At its core, this cut highlights the tension between the Fed’s dual mandate. On one side, consumer prices are still climbing at roughly 2.9 percent, and tariffs on imported goods threaten to push costs even higher. Some economists warn of stagflation if the Fed eases too quickly while inflation lingers. On the other side, Powell emphasized that job creation is slowing to a pace barely sufficient to keep unemployment from rising. CNBC analysts underscored that a few more weak months could push joblessness above 4.5 percent (CNBC, Sept. 17, 2025). In this light, the Fed chose to lean toward protecting employment even at the cost of temporarily tolerating higher inflation.
The decision was not unanimous. Newly appointed Governor Stephen Miran dissented, pressing for a half-point cut. Politico reports that his position reflects both his own dovish views and the political context of a White House eager for faster growth. The split highlights a broader concern: the perception of political pressure on the central bank. NPR pointed out that tensions have escalated since the administration attempted to sideline Governor Lisa Cook, raising questions about whether the Fed can maintain its credibility as an independent institution.
Markets reacted with the volatility one might expect. Stocks initially surged on the promise of cheaper credit but later pulled back, while Treasury yields drifted lower. Morgan Stanley now forecasts four consecutive quarter-point cuts, betting that Powell will move more aggressively than he currently projects. Many small businesses are locked in debt during the high-rate years of 2023 and 2024, and those obligations will not suddenly become cheaper. The benefits of easing may therefore take time to filter through the economy.
The risks of this policy are clear. Lowering rates while inflation is still above target risks eroding the Fed’s credibility. Powell is making a “credibility gamble,” betting that inflationary expectations will remain anchored even as policy loosens. Unfortunately, if layoffs accelerate, the Fed may be forced into a cutting cycle sharper than planned, reinforcing the sense that it is behind the curve.

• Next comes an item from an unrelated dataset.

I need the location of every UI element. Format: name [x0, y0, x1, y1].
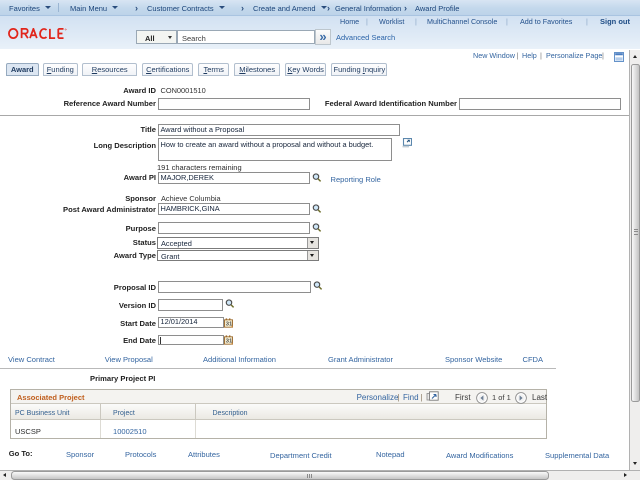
svg-text:31: 31 [226, 321, 232, 327]
svg-text:31: 31 [226, 338, 232, 344]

Still, Powell insists that the Fed remains guided by data, not politics or market pressure. In this sense, the September cut should be seen less as a surrender to inflation than as a cautious attempt to preempt recessionary dynamics. Whether it proves successful will depend on the next several months of labor and inflation data. For now, the Fed is walking one of the narrowest tightropes in its modern history—trying to defend jobs without losing the fight against prices.